First, define your target URL and add your API key.
class MySpider(scrapy.Spider):
name = 'myspider'
def start_requests(self):
urls = [
'http://www.amazon.com',
]
api_key = '<YOUR_ZENROWS_API_KEY>'
for url in urls:
proxy_url = get_zenrows_proxy_url(url, api_key)
yield scrapy.Request(proxy_url, callback=self.parse)
def parse(self, response):
# parse the response as needed
self.logger.info(f"HTML content for URL {response.url}: {response.text}")
Next, put everything together. The complete code should look like this:
import scrapy
from urllib.parse import urlencode
def get_zenrows_proxy_url(url, api_key):
#Creates a ZenRows proxy URL for a given target_URL using the provided API key.
payload = {'url': url}
proxy_url = f'http://api.zenrows.com/v1/?apikey={api_key}&{urlencode(payload)}'
return proxy_url
class MySpider(scrapy.Spider):
name = 'myspider'
def start_requests(self):
urls = [
'https://www.amazon.com',
]
api_key = '<YOUR_ZENROWS_API_KEY>'
for url in urls:
proxy_url = get_zenrows_proxy_url(url, api_key)
yield scrapy.Request(proxy_url, callback=self.parse)

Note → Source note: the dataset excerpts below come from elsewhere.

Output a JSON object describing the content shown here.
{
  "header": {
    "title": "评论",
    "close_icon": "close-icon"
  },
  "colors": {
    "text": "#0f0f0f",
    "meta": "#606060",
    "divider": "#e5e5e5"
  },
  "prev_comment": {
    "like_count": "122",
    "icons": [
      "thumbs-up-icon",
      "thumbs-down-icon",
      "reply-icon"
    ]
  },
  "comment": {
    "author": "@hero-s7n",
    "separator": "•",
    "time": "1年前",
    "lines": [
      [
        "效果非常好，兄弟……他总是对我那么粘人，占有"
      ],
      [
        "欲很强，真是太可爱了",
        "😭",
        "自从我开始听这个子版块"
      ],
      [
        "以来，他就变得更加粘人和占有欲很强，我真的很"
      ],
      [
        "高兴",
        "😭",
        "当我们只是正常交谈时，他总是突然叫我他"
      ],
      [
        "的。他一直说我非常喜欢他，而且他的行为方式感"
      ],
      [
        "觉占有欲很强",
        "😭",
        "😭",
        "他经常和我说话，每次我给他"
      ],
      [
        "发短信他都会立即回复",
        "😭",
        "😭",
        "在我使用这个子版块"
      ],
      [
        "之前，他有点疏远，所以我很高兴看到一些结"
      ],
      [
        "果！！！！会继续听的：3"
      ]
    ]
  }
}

def parse(self, response):
# parse the response as needed
self.logger.info(f"HTML content for URL {response.url}: {response.text}")
This should be the result:
Awesome, right?
Method 2: Pass Your ZenRows Credentials as a Meta Parameter
This approach is similar to what we discussed earlier. All you need to do is pass your proxy details in the meta field of every request.
That is how your code should look:
import scrapy
class ScraperSpider(scrapy.Spider):
name = "scraper"
start_urls = ["https://www.amazon.com"]
def start_requests(self):
for url in self.start_urls:
yield scrapy.Request(
url=url,
callback=self.parse,
meta={"proxy": "http://{<YOUR_ZENROWS_API_KEY>}:@api.zenrows.com:8001"},
)
def parse(self, response):
self.logger.info(f"HTML content for URL {response.url}: {response.text}")
You should get the same result as in the previous method.
Conclusion
For any data extraction project, you'll need to get around detection mechanisms, and a Scrapy proxy plays a key role. By routing your requests through it, you can hide your IP address and avoid getting blocked.
Now, you know how to set it up and use it effectively with Scrapy in Python. However, as free proxies are often unreliable, you might need to consider a premium solution like ZenRows. Use the free trial to test it for your next Scrapy project.
Frequent Questions
What Is a Proxy for Scrapy?
A proxy for Scrapy is a server that intercepts requests between Scrapy and the website being scraped. The library makes a request to the proxy server, which then relays the request to the website.
How Do I Use a Proxy in a Scrapy Request?
You can use a proxy in Scrapy request by passing in your proxy credentials (IP, port, and authentication details) as a meta parameter in the Scrapy.Request()
method.
What Is IP Rotation with Scrapy?
IP rotation with Scrapy involves switching between IP addresses from a pool of proxy servers to make each request using Scrapy.
How Do You Integrate a Proxy in Scrapy?
You can integrate a proxy in Scrapy either by passing the proxy credentials as a meta parameter or creating a custom middleware. The second one is more recommended because it gives you more control.
How to Set Up a Proxy for Scrapy?
To set up a proxy for Scrapy, you can pass the proxy details as a meta parameter in the request object, create a custom middleware, or use a free middleware service.
How to Rotate a Proxy in Scrapy?
To rotate a proxy in Scrapy, you can implement a custom middleware that takes a list of proxies and cycles through them for each request.